Thursday, April 19, 2007

California Arbitration Agreements Do Not Always Have to Comply with Armendariz

In California, arbitration agreements will be deemed "unconscionable" if they concern discrimination or "public policy" causes of action, unless they comply with the procedural requirements set forth in Armendariz v. Foundation Health Psychcare Services.

Armendariz requires, among other things, "neutral arbitrators, more than minimal discovery, a written award, and all of the types of relief that would otherwise be available in court and, in addition, "'do[] not require employees to pay either unreasonable costs or any arbitrators’ fees or expenses as a condition of access to the arbitration forum.'"

Many an arbitration agreement has been invalidated under Armendariz, either because the arbitration agreement shifted costs to the employee, did not provide for discovery, or unduly limited remedies. There also is the argument that Armendariz requires "mutuality," which means that if an agreement is not entirely mutual, it is invalid as unconscionable.

Well, in Giuliano v. Inland Empire Personnel, the plaintiff sued for breach of contract, alleging he was not paid bonuses or severance to which he was entitled. He signed an arbitration agreement that probably would have failed under Armendariz. But the Court of Appeal here said that because no FEHA or public policy claim was at issue, Armendariz did not apply.

This decision is significant, because many employers are sued for breach of contract, fraud, and other causes of action not involving discrimination or harassment If Armendariz does not apply, employers will have significant freedom to include in these arbitration agreements terms that would not normally be upheld under Armendariz, e.g., a waiver of entitlement to punitive or tort damages, short statute of limitations, carve-outs permitting the employer to seek injunctive relief, etc. Employers seeking to change arbitration provisions must have them carefully reviewed by counsel - not kidding.


Monday, April 16, 2007

Ca Supreme Court: Three-Year Statute of Limitations for Meal Periods Claims

Murphy v. Kenneth Cole Productions was supposed to be the case in which the California Supreme Court once and for all held that meal period penalties are in fact penalties and not wages. Wrong again! The high court unanimously held that meal period premiums are "wages," not penalties. So much for all the press on the hotly divided court at oral argument.

Anyway, so what? Well.....wage claims are covered by a three-year statute of limitations; penalty claims are covered by a one-year statute. Three years is three times longer than one year, which may result in larger claims and larger awards .

If you care about such things, this case kind of smarts.

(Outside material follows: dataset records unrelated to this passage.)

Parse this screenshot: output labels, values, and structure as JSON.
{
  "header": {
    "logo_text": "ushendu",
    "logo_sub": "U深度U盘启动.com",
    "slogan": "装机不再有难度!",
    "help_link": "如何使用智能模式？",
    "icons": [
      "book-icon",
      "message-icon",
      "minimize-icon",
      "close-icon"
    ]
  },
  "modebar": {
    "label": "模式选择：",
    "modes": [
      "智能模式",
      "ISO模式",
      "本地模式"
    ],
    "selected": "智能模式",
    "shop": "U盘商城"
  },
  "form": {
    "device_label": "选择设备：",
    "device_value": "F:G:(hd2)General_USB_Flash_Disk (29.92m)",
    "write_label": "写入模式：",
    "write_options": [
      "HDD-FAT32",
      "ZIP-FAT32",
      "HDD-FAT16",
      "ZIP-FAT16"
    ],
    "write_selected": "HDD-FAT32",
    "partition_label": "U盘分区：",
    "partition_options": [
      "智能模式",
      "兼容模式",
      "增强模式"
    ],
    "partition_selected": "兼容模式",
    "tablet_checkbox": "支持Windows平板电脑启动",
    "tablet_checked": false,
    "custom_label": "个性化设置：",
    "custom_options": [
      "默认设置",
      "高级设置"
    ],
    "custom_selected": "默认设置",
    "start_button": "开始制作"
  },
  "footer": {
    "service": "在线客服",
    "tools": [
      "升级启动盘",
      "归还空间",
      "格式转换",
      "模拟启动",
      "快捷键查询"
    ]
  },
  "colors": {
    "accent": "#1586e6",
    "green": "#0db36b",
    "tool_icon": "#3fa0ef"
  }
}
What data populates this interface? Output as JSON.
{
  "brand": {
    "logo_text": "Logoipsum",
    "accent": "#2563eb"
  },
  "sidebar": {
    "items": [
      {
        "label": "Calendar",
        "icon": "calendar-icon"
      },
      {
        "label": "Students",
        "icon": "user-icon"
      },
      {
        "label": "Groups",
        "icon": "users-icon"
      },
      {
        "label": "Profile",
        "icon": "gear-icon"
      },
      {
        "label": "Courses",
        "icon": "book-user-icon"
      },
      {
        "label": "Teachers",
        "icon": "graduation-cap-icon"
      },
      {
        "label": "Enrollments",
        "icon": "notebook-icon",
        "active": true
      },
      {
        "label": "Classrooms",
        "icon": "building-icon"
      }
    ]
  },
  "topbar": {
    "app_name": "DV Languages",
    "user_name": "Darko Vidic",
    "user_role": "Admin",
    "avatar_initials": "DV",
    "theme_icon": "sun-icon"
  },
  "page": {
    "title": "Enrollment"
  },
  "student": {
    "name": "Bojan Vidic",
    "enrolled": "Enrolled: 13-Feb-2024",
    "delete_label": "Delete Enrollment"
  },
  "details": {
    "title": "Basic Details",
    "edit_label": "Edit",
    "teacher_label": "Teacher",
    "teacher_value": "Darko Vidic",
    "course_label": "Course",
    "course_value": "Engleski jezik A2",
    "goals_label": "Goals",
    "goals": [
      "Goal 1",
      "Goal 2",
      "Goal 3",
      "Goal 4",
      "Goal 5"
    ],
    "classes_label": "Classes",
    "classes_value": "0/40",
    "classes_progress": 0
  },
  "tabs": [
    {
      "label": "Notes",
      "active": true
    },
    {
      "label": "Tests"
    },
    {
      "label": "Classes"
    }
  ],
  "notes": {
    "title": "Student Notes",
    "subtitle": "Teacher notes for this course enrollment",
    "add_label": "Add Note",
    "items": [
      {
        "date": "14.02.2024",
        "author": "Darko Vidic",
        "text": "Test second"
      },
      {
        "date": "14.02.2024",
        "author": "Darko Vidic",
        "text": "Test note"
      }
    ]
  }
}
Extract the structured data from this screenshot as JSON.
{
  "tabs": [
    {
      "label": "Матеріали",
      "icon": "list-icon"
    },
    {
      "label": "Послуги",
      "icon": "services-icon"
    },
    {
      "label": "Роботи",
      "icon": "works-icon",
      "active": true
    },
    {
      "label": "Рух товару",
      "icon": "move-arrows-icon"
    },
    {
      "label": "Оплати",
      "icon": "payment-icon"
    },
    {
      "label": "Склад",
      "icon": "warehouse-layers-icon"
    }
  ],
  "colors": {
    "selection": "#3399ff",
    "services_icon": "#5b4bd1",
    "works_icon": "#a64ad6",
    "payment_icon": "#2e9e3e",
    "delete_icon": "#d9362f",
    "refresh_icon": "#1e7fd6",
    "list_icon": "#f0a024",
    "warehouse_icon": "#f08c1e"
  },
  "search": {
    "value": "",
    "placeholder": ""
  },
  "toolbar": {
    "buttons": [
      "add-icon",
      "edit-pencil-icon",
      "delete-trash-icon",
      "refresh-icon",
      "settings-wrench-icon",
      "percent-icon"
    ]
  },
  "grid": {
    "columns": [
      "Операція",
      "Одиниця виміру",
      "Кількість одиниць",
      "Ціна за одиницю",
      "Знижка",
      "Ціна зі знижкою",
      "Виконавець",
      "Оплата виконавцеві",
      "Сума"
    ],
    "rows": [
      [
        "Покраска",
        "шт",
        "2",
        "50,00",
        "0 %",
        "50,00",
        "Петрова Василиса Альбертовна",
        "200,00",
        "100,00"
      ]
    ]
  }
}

But wait...there's more.

The Supreme Court also held that appeals of Labor Commissioner decisions to Superior Courts may include new claims not litigated on the administrative level. That means that employees may lose a claim at the Labor Commissioner level, appeal, and assert entirely new theories in court for the first time as part of the simple appeal "de novo" process. I suppose it also means that employers may appeal Labor Commissioner decisions and face entirely new claims at the Superior Court level.


Monday, April 09, 2007

One for the Employment Litigators

The plaintiff sued the SF Housing authority and lost. (Demps v. SF Housing Authority). Employment law practitioners will like the thorough legal discussion of the retaliation claim. This also is one of the rare opinions where the court said that the plaintiff failed to make out a prima facie case of discrimination because the plaintiff "was not performing competently."

Also - the court in Demps finally overruled its old decision in Biljac Associates v. First Interstate Bank. No longer may trial courts refuse to rule on objections to evidence at summary judgment hearings by saying, "I'm only relying on admissible evidence."

Disclosure of employees' names and addresses in wage/hour class actions upheld

Employers involved in wage and hour class actions likely will NOT be able to successfully object to (pre-certification) disclosure of names and addresses of putative class members.

We previously covered Pioneer Electronics v. Superior Court (Olmstead), in which the California Supreme Court said that disclosure of class contact information was OK if the putative class member had the opportunity to "opt out" of disclosure. But Pioneer was a consumer class action, not an employment law case. Everyone knows employees have reasonable expectations of privacy in personnel information. Employment cases are different. Pioneer won't apply, right?

Wrong. The Court of Appeal in Belaire-West Landscape v. Superior Court (Rodriguez) applied Pioneer to a wage and hour class action. The Court briefly touched on the difference between an employee's privacy interest in personnel records voluntarily disclosed to an employer, but basically said that the ability to "opt out" of disclosure was sufficient protection of that privacy interest.

The disclosure of putative class members' names and addresses may be significant, depending on how the plaintiffs' bar uses the information. Maybe there will be a backlash against the plaintiffs' bar for bothering employees at home. Maybe plaintiffs will submit a lot more hostile declarations in support of class certification motions. Time will tell.